Acknowledging that there was more to the decision than just public health, CDPH Director Dr. Ron Chapman said, “The drinking water standard for hexavalent chromium of 10 parts per billion will protect public health while taking into consideration economic and technical feasibility as required by law.”
The CDPH calculated that it would cost public water treatment systems $156 million to implement it.
Environmentalists took issue with multiple aspects of Chapman’s statement. “A 10-parts-per-billion standard is certainly better than nothing,” said Environmental Working Group Director Renee Sharp. “But when you know that the standard is not truly protecting the public from cancer and other health impacts, it doesn't feel like a victory.”
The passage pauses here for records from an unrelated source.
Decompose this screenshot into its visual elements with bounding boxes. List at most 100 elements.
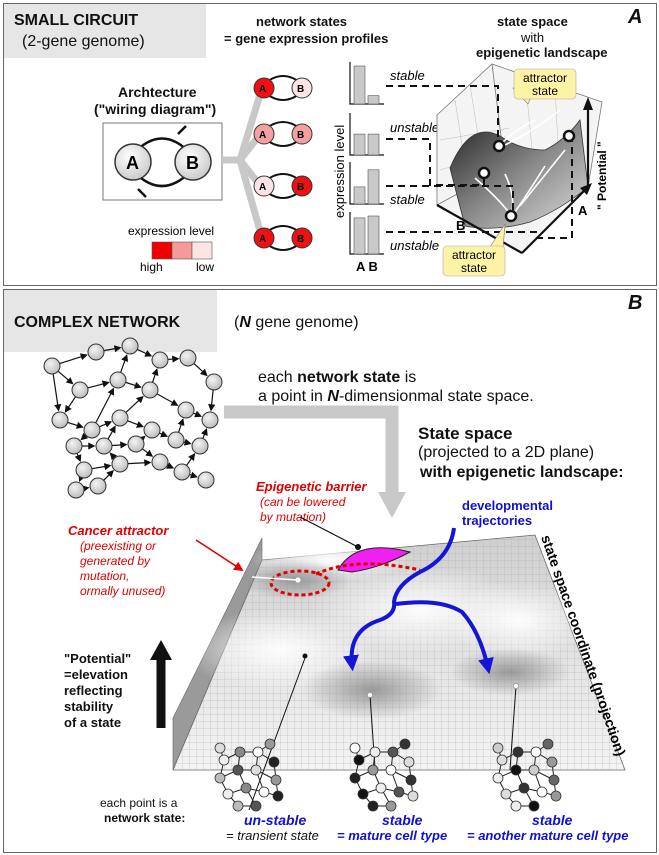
network-edge [78, 474, 86, 483]
potential-label-a: " Potential " [595, 141, 609, 210]
state-space-line1: state space [497, 14, 568, 29]
network-edge [167, 355, 180, 363]
network-node [167, 431, 185, 449]
bar-gene-a [353, 186, 366, 205]
panel-a-header [4, 4, 206, 58]
network-edge [80, 432, 89, 441]
state-stability-label: stable [390, 192, 425, 207]
network-node [151, 453, 169, 471]
network-edge [103, 470, 114, 481]
network-edge [59, 353, 88, 365]
mini-network-node [272, 790, 284, 802]
mini-network-node [250, 800, 262, 812]
network-node [95, 437, 113, 455]
stable1-sub: = mature cell type [337, 828, 448, 843]
network-edge [87, 380, 110, 389]
bar-gene-a [353, 133, 366, 156]
mini-network-node [353, 754, 365, 766]
state-gene-b [291, 175, 313, 197]
mini-network-node [375, 782, 387, 794]
network-edge [142, 448, 154, 457]
network-states-line2: = gene expression profiles [224, 31, 389, 46]
state-gene-a [253, 123, 275, 145]
landscape-axis-a: A [578, 203, 588, 218]
state-connectors [222, 86, 266, 239]
bar-gene-a [353, 65, 366, 105]
barrier-dotted-path [315, 562, 421, 576]
network-node [87, 343, 105, 361]
network-state-list: A BA BA BA B [253, 75, 313, 251]
bar-gene-b [367, 95, 380, 105]
state-gene-a-label: A [259, 130, 266, 141]
network-node [201, 411, 219, 429]
legend-swatch-high [151, 241, 173, 260]
network-edge [159, 430, 169, 438]
gene-a-label: A [126, 153, 139, 173]
state-gene-b [291, 227, 313, 249]
mini-network-node [528, 764, 540, 776]
network-edge [111, 441, 128, 449]
network-edge [81, 485, 90, 493]
potential-b-line4: stability [64, 699, 114, 714]
state-markers [477, 129, 576, 223]
panel-a-graphics: A B A BA BA BA B stableunstablestableunstabl… [102, 62, 609, 277]
bar-gene-b [367, 169, 380, 205]
attractor-bottom-line1: attractor [452, 248, 496, 262]
mini-network-node [214, 772, 226, 784]
network-node [67, 481, 85, 499]
architecture-label-line2: ("wiring diagram") [94, 101, 217, 117]
mini-network-node [546, 756, 558, 768]
dev-traj-line1: developmental [462, 498, 554, 513]
network-state-stable-1 [349, 738, 419, 812]
network-edge [156, 393, 179, 406]
network-edge [136, 348, 153, 357]
network-edge [109, 452, 118, 461]
attractor-top-line2: state [532, 84, 558, 98]
cancer-sub2: generated by [80, 554, 151, 568]
network-edge [189, 471, 198, 479]
landscape-axis-b: B [456, 218, 465, 233]
network-edge [91, 463, 112, 471]
mini-network-node [405, 774, 417, 786]
mini-network-node [367, 800, 379, 812]
each-point-line1: each point is a [100, 796, 178, 810]
complex-network [43, 337, 223, 499]
panel-a-letter: A [628, 6, 643, 28]
state-gene-b-label: B [297, 130, 304, 141]
legend-low: low [196, 260, 214, 274]
network-node [177, 401, 195, 419]
axis-b [436, 204, 523, 254]
network-edge [183, 438, 192, 446]
network-edge [120, 354, 129, 373]
network-node [191, 437, 209, 455]
mini-network-node [536, 786, 548, 798]
mini-network-node [393, 786, 405, 798]
mini-network-node [367, 764, 379, 776]
mini-network-node [270, 774, 282, 786]
each-state-line2: a point in N-dimensionmal state space. [258, 388, 534, 405]
network-state-unstable [214, 738, 284, 812]
network-edge [74, 453, 82, 463]
state-stability-label: unstable [390, 120, 439, 135]
mini-network-node [492, 742, 504, 754]
network-edge [127, 420, 144, 428]
mini-network-node [518, 782, 530, 794]
mini-network-node [496, 754, 508, 766]
mini-network-node [407, 790, 419, 802]
legend-swatch-low [191, 241, 213, 260]
mini-network-node [385, 800, 397, 812]
mini-network-node [349, 742, 361, 754]
network-node [173, 463, 191, 481]
valley-center [302, 660, 442, 720]
barrier-sub2: by mutation) [260, 510, 327, 524]
potential-b-line3: reflecting [64, 683, 123, 698]
bar-chart-2: unstable [349, 113, 439, 156]
expression-bar-charts: stable unstable stable unstable [349, 62, 439, 255]
network-node [143, 421, 161, 439]
network-edge [67, 421, 84, 429]
network-node [141, 381, 159, 399]
network-edge [166, 462, 175, 469]
state-stability-label: unstable [390, 238, 439, 253]
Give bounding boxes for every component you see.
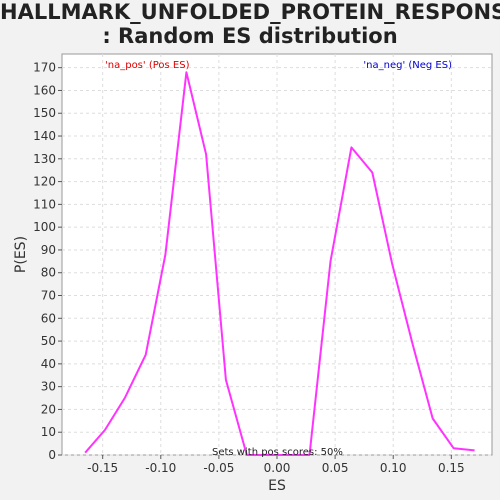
y-tick-label: 20 <box>41 402 56 416</box>
y-tick-label: 130 <box>33 152 56 166</box>
chart-title-line-2: : Random ES distribution <box>102 24 398 48</box>
y-tick-label: 50 <box>41 334 56 348</box>
x-axis-ticks: -0.15 -0.10 -0.05 0.00 0.05 0.10 0.15 <box>87 455 465 475</box>
y-tick-label: 170 <box>33 61 56 75</box>
pos-scores-annotation: Sets with pos scores: 50% <box>212 447 343 458</box>
y-tick-label: 10 <box>41 425 56 439</box>
y-tick-label: 160 <box>33 83 56 97</box>
chart-title-line-1: HALLMARK_UNFOLDED_PROTEIN_RESPONSE <box>0 0 500 24</box>
es-distribution-line <box>84 71 475 456</box>
y-tick-label: 120 <box>33 175 56 189</box>
y-tick-label: 90 <box>41 243 56 257</box>
x-tick-label: 0.00 <box>264 461 291 475</box>
y-tick-label: 40 <box>41 357 56 371</box>
x-tick-label: -0.10 <box>145 461 176 475</box>
y-tick-label: 100 <box>33 220 56 234</box>
y-tick-label: 150 <box>33 106 56 120</box>
x-tick-label: 0.05 <box>322 461 349 475</box>
y-tick-label: 70 <box>41 289 56 303</box>
y-tick-label: 60 <box>41 311 56 325</box>
x-axis-label: ES <box>268 478 286 494</box>
y-tick-label: 0 <box>48 448 56 462</box>
x-tick-label: 0.10 <box>380 461 407 475</box>
x-tick-label: -0.15 <box>87 461 118 475</box>
x-tick-label: -0.05 <box>203 461 234 475</box>
y-axis-label: P(ES) <box>13 236 29 273</box>
legend-pos-es: 'na_pos' (Pos ES) <box>105 60 190 71</box>
grid-lines <box>62 54 492 456</box>
y-tick-label: 140 <box>33 129 56 143</box>
y-tick-label: 110 <box>33 197 56 211</box>
legend-neg-es: 'na_neg' (Neg ES) <box>363 60 452 71</box>
x-tick-label: 0.15 <box>438 461 465 475</box>
y-axis-ticks: 0 10 20 30 40 50 60 70 80 90 100 110 120 130 140 150 160… <box>33 61 62 462</box>
y-tick-label: 30 <box>41 380 56 394</box>
y-tick-label: 80 <box>41 266 56 280</box>
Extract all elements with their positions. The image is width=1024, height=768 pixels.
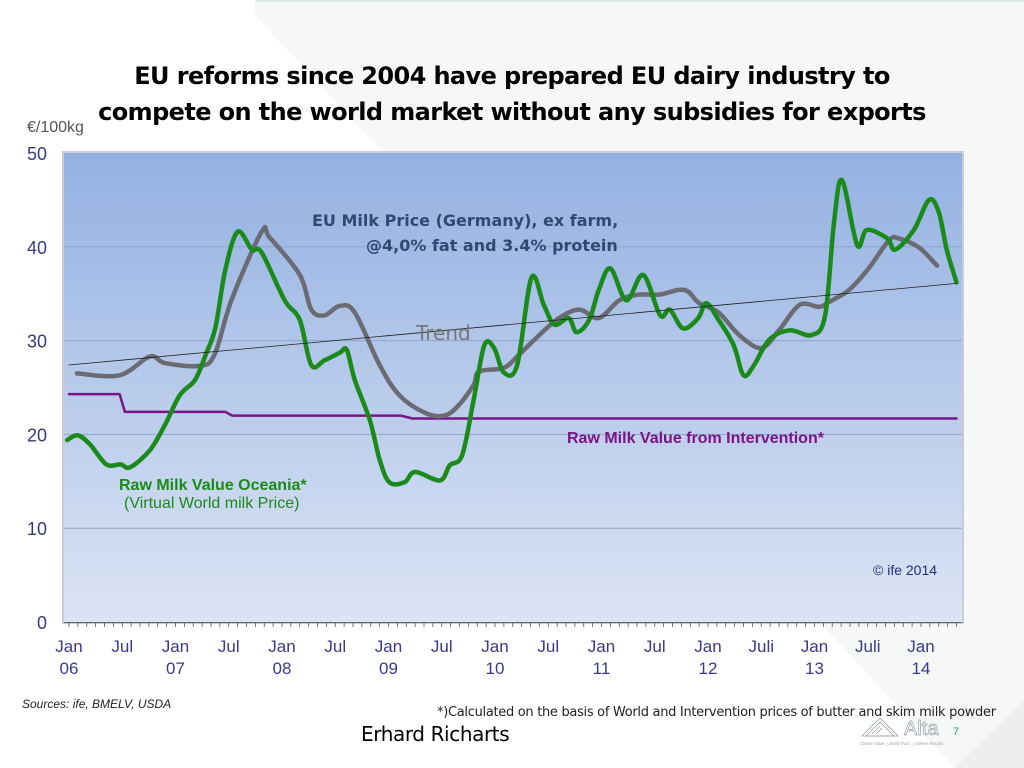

Natural Resources Defense Council attorney Avinash Kar said, “The department both inflated water treatment costs and underestimated the benefits of a stronger standard to justify its proposal. Politics and special interests shouldn’t be able to interfere with and delay the process of setting public health standards for dangerous chemicals in drinking water.”
The decision affirms a proposal by the department last August to allow 10 parts per billion (ppb) of the chemical made famous by the movie Erin Brockovich in 2000, although CalEPA suggested a goal in 2011 of 0.02 ppb. The department received 18,000 comments on the proposed regulation, which it will now send to the Office of Administrative Law (OAL) for final procedural approval.
There is some evidence that chromium-6 can damage DNA. Other studies have linked it to male reproductive harm, liver toxicity and blood disorders. The chemical is on California’s Prop. 65 list of substances known to cause cancer and reproductive harm. It has long been considered dangerous if inhaled and in 2007 the federal government determined that it’s not OK to eat it either.
Chromium-6 was found in the drinking water of at least 500 California communities in 51 of the state’s 58 counties between 2000 and 2004. Trace amounts are known to cause cancer but the state refused for years to set a standard until CalEPA made its recommendation.
Erin Brockovich chronicled the experience of residents in the small town of Hinckley, California, who were exposed to chromium-6 when Pacific Gas & Electric (PG&E) used it to prevent rust in water towers. The water seeped into the groundwater and caused health problems that included bronchitis, asthma and lung cancer. PG&E settled with Hinckley residents in 1996 for $333 million.
The regulation, which will be reviewed every five years, is slated to take effect on July 1.